Sierra Sun: Being introduced as ‘half human, half Chinese’

Asian Americans are often seen as foreigners in their own land, and violence is often the result.

Eddie Song, a Korean American entrepreneur, prepares to ride his motorcycle wearing a jacket over extra body padding while equipped with video cameras Sunday April 19, 2020, in East Village neighborhood of New York. The coronavirus first seen in China is now ravaging the U.S., and Asian Americans are continuing to wrestle with a second epidemic: hate. Hundreds of attacks on Asian people have been reported, with few signs of decline. (AP Photo/Bebeto Matthews)

When I was 7 years old, I wrote a mini-autobiography. Its title appears in squiggly first grade handwriting: “My Own Life.” Recently, I re-read this self-study, discovering that my favorite thing to do on a sunny day was “have a water fight” and remembering how much “I love love love love loved to read.”

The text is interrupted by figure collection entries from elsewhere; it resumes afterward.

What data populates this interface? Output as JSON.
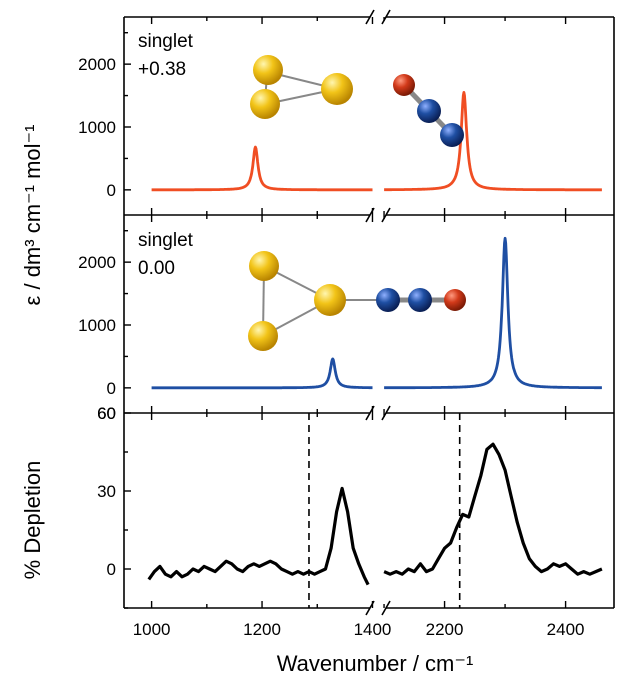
{
  "chart_data": [
    {
      "type": "line",
      "panel": "top",
      "annotation_state": "singlet",
      "annotation_energy": "+0.38",
      "ylabel": "ε / dm³ cm⁻¹ mol⁻¹",
      "ylim": [
        -400,
        2750
      ],
      "yticks": [
        0,
        1000,
        2000
      ],
      "xlim": [
        950,
        2480
      ],
      "axis_break": [
        1410,
        2090
      ],
      "color": "#f04e23",
      "peaks": [
        {
          "x": 1188,
          "y": 680
        },
        {
          "x": 2232,
          "y": 1550
        }
      ],
      "segments": [
        [
          1000,
          1400
        ],
        [
          2100,
          2460
        ]
      ]
    },
    {
      "type": "line",
      "panel": "middle",
      "annotation_state": "singlet",
      "annotation_energy": "0.00",
      "ylim": [
        -400,
        2750
      ],
      "yticks": [
        0,
        1000,
        2000
      ],
      "xlim": [
        950,
        2480
      ],
      "axis_break": [
        1410,
        2090
      ],
      "color": "#1f4fa3",
      "peaks": [
        {
          "x": 1328,
          "y": 460
        },
        {
          "x": 2300,
          "y": 2380
        }
      ],
      "segments": [
        [
          1000,
          1400
        ],
        [
          2100,
          2460
        ]
      ]
    },
    {
      "type": "line",
      "panel": "bottom",
      "ylabel": "% Depletion",
      "xlabel": "Wavenumber / cm⁻¹",
      "ylim": [
        -15,
        60
      ],
      "yticks": [
        0,
        30,
        60
      ],
      "top_tick_label": "60",
      "xlim": [
        950,
        2480
      ],
      "axis_break": [
        1410,
        2090
      ],
      "xticks": [
        1000,
        1200,
        1400,
        2200,
        2400
      ],
      "color": "#000000",
      "dashed_lines_x": [
        1285,
        2225
      ],
      "series": [
        {
          "x": [
            995,
            1005,
            1015,
            1025,
            1035,
            1045,
            1055,
            1065,
            1075,
            1085,
            1095,
            1105,
            1115,
            1125,
            1135,
            1145,
            1155,
            1165,
            1175,
            1185,
            1195,
            1205,
            1215,
            1225,
            1235,
            1245,
            1255,
            1265,
            1275,
            1285,
            1295,
            1305,
            1315,
            1325,
            1335,
            1345,
            1355,
            1365,
            1375,
            1385,
            1392
          ],
          "y": [
            -4,
            -1,
            1,
            -2,
            -3,
            -1,
            -3,
            -2,
            0,
            -1,
            1,
            0,
            -1,
            1,
            3,
            2,
            0,
            -1,
            1,
            2,
            1,
            2,
            3,
            2,
            0,
            -1,
            -2,
            -1,
            -2,
            -1,
            -2,
            -1,
            0,
            8,
            22,
            31,
            22,
            8,
            2,
            -3,
            -6
          ]
        },
        {
          "x": [
            2100,
            2110,
            2120,
            2130,
            2140,
            2150,
            2160,
            2170,
            2180,
            2190,
            2200,
            2210,
            2220,
            2230,
            2240,
            2250,
            2260,
            2270,
            2280,
            2290,
            2300,
            2310,
            2320,
            2330,
            2340,
            2350,
            2360,
            2370,
            2380,
            2390,
            2400,
            2410,
            2420,
            2430,
            2440,
            2450,
            2460
          ],
          "y": [
            -1,
            -2,
            -1,
            -2,
            0,
            -1,
            2,
            -1,
            0,
            4,
            8,
            10,
            16,
            21,
            20,
            28,
            36,
            46,
            48,
            44,
            38,
            28,
            18,
            10,
            4,
            1,
            -1,
            0,
            2,
            1,
            2,
            0,
            -2,
            -1,
            -2,
            -1,
            0
          ]
        }
      ]
    }
  ],
  "molecule_colors": {
    "sulfur": "#f2c418",
    "nitrogen": "#1f4fa3",
    "oxygen": "#d23a1a"
  }
}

Then, among anecdotes about my brother and sister and my “fluffy little hamster, Beedo,” this sentence drifted by: “I’m part American part Chinese.” An earlier draft of the autobiography, also saved by my mother, put it slightly differently: “I am part normal part Chinese.”

Despite my parents’ best efforts, society had already ingrained into my 7-year-old head that American meant white, and white meant normal. And it wasn’t just me; one of my favorite friends once introduced me, using words that made sense to him, as “half human and half Chinese.”

My experience is all too common. Asian Americans often become accustomed early on to being viewed (and to viewing ourselves) as perpetual foreigners in our own country, as outsiders who don’t quite belong.

In 2018, my sister flew to Pittsburgh for the International Science and Engineering Fair. While walking down a city street with her high school age friends, her group was followed and harassed by several men shouting “f---ing Chinese b----es” and telling them to “get out of America.”

From earliest childhood, Asian Americans breathe air either tinted by or filled full of racial bias. Some forms of it are more subtle, like classmates’ surprise that my born-in-Detroit father speaks “good English” and their mockery of “Asian eyes” on the playground. Other forms are far more overt, including insults that suggest we are less than fully human. Just a few weeks ago, my cousin got called “a dirty f---ing pig” as she walked home from a solidarity march against anti-Asian hate crimes.

Last week’s murder in Atlanta of eight people, six of them Asian women, appears to many people as one more mass shooting by a mentally unstable gunman. Local police have downplayed the link to race, reiterating the suspect’s claim that his attack was not motivated by race. Likewise, FBI Director Christopher Wray said that, while the investigation is ongoing, “it does not appear that the [attack] was racially motivated.”

The unprovoked and vicious hate speech directed at my female family members — and so many other Asian Americans I know — is one reason these hasty public responses to Atlanta bother me so much. These attitudes reflect a very limited view of how race often relates to violence in the United States.

Even if we ignore the unreliability of a murderer’s statements about his motives, and even if he wasn’t — or didn’t think he was — targeting his victims because of their race, racism against Asian Americans certainly played a part in his desire and willingness to kill Asian women.

Widespread acceptance and use of dehumanizing language aimed at Asians makes violence against Asian Americans easier to commit and, therefore, more likely to occur. The rising tide of violence against Asian Americans during the pandemic illustrates this link.

President Trump repeatedly blamed China and Chinese people for the COVID-19 pandemic. His speeches and tweets about the “Kung Flu,” “Chinese Virus,” and “China Virus,” as well as his conspiracy theory about COVID being engineered in a Chinese lab, have created a pernicious narrative that endangers Asian Americans.

While other hate crimes declined in 2020, verbal and physical assaults against Asian Americans surged by 150%. For example, In March 2020, an attacker stabbed an Asian American father and his two young sons because he believed they were Chinese and were spreading the virus.

Several weeks before the recent Lunar New Year, an onslaught of attacks occurred against elderly Asian Americans. In San Francisco, a male assailant charged an 84-year-old Thai man, slamming him to the ground with what The New York Times describes as a “forceful body blow that might have knocked unconscious a young football player in full protective pads.” He suffered a fatal brain hemorrhage.

Against this backdrop, denying that race played a role in the Atlanta attacks is a way of avoiding important and uncomfortable conversations about both obvious and more subtle forms of racism.

Speech that casts Asian Americans in the role of perpetual foreigners must surely make it easier for many people, including the killer, to blame and hate these citizens for a deadly virus that happened to originate in Asia. Additionally, casual use of language that paints Asian Americans as less than human communicates that we are expendable. Dirty “pigs” and “b----es” are a lot easier to kill than human beings.

Sierra Sun

Sierra Sun, Sandy, is an eighth grader, an officer of the Envision Utah Youth Council and a member of the National Youth Leadership Council of Jane Goodall’s Roots & Shoots youth organization.